Salazar e a Restauração da Monarquia.


   Olá! Agora que posso respirar de alívio, após mais de uma semana complicada, entre fazer um teste, um exame, receber três, receber notas finais e passar tardes e noites na sala de estudo, sendo que se prolongarão até pelo menos ao final do mês, lembrei-me de que já não dava notícias há algum tempo. Não há realmente muito para contar, também, que não tenho feito nada. Só o trajecto costumeiro: casa - faculdade / faculdade - casa. Na quinta-feira, sim, fui a uma conferência subordinada ao tema que consta no título da publicação. Teve lugar na Casa da Comarca da Sertã, na Rua da Madalena, e contou com a presença de Paulo Drumond Braga, historiador, e de Dom Miguel de Bragança, irmão de Dom Duarte Pio.

   Foi extremamente interessante, porque muito se diz sobre o relacionamento de Salazar com os monárquicos, e até, num exercício de direito comparado, comparamos com a solução da vizinha Espanha, em que Franco, nos anos 40, restaura a monarquia, deixando, porém, o nome do seu sucessor em aberto. Havia, à época, várias linhagens candidatas que não apenas os Borbón, na pessoa de Juan Carlos. O que parecia claro é que seria Juan Carlos, e não o pai, o sucessor de Franco.
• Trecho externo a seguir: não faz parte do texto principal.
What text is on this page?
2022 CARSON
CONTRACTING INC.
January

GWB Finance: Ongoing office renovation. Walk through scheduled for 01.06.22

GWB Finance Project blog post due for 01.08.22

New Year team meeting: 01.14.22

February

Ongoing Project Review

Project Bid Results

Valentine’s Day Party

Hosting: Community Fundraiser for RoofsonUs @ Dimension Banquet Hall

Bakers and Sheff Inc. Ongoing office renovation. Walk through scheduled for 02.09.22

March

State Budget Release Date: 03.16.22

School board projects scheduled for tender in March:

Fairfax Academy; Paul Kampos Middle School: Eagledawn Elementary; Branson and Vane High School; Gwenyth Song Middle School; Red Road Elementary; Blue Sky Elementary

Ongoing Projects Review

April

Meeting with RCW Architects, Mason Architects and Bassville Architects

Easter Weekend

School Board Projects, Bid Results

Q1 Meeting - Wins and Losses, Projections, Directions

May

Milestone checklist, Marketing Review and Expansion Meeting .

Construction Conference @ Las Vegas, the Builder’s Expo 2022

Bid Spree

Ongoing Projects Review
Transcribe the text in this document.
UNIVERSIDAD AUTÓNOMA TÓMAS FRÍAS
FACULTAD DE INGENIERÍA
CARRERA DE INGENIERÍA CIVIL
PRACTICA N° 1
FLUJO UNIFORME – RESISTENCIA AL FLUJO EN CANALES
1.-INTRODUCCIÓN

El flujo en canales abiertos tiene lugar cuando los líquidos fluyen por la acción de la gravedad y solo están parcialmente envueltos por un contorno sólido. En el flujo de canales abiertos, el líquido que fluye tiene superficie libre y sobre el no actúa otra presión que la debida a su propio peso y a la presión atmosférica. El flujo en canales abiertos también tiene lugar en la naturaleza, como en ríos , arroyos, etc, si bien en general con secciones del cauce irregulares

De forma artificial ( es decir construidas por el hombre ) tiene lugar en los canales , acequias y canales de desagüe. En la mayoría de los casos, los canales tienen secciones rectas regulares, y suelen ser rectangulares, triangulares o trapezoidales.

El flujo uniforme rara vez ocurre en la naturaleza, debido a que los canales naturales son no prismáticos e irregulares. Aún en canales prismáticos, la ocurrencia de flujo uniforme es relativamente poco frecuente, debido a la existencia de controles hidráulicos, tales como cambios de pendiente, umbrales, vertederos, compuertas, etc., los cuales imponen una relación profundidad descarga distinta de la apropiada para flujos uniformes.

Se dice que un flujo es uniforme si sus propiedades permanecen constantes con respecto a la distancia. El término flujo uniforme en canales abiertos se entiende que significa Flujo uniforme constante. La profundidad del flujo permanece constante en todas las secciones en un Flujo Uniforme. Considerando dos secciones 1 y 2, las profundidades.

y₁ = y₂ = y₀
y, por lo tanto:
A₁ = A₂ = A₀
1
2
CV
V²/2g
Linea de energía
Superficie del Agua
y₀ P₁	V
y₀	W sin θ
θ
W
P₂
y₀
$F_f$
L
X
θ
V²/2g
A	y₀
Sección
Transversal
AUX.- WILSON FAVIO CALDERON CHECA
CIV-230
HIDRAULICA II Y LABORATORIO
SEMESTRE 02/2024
   Por cá, Salazar, pelo simples facto de não ser chefe de estado, não nomeou sucessor, e, qual malabarista, na senda daquilo que foi o Estado Novo, um regime de consensos, procurou sempre encontrar a harmonia entre os militares, os veteranos da I República, os monárquicos, os proprietários, os trabalhadores. Enigmático como sempre, Salazar foi deixando claro que a questão da restauração ou não da monarquia, sobretudo após a morte do General Carmona, em 1951, no mesmíssimo ano do congresso da União Nacional, era uma não-questão. E terá sido em torno desse ano que os monárquicos, cuja maioria era salazarista, se convenceram de que, por ora, a monarquia não tornaria ao país. Em 1950, a lei do banimento, mais concretamente a Lei da Proscrição, que afastava os Bragança do país para todo o sempre, foi revogada, permitindo que Dom Duarte Nuno, os filhos, os irmãos e demais família pudessem regressar àquela que consideraram sempre ser a sua terra, e que não lhes era desconhecida, porquanto, sem alarido, mas com o conhecimento de Salazar, já cá tinham estado por diversas vezes em visitas à margem do que a lei estabelecia.

Sou a "oitava cabeça"

   Salazar nunca privou com Dom Duarte Nuno, mas manteve uma relação de grande proximidade com uma das suas irmãs, Dona Filipa, com quem trocou correspondência por anos. Dona Filipa de Bragança, na verdade, teve uma paixão quase platónica por Salazar, admirando-o, respeitando-o e rejeitando qualquer crítica ao estadista. Dom Duarte Nuno, igualmente, sempre manifestou apoio a Salazar. Como em tudo, o regime português foi muitíssimo diferente do espanhol, desde logo nas pessoas de Salazar e Franco, com estilos de governação distintos e personalidades também elas distintas.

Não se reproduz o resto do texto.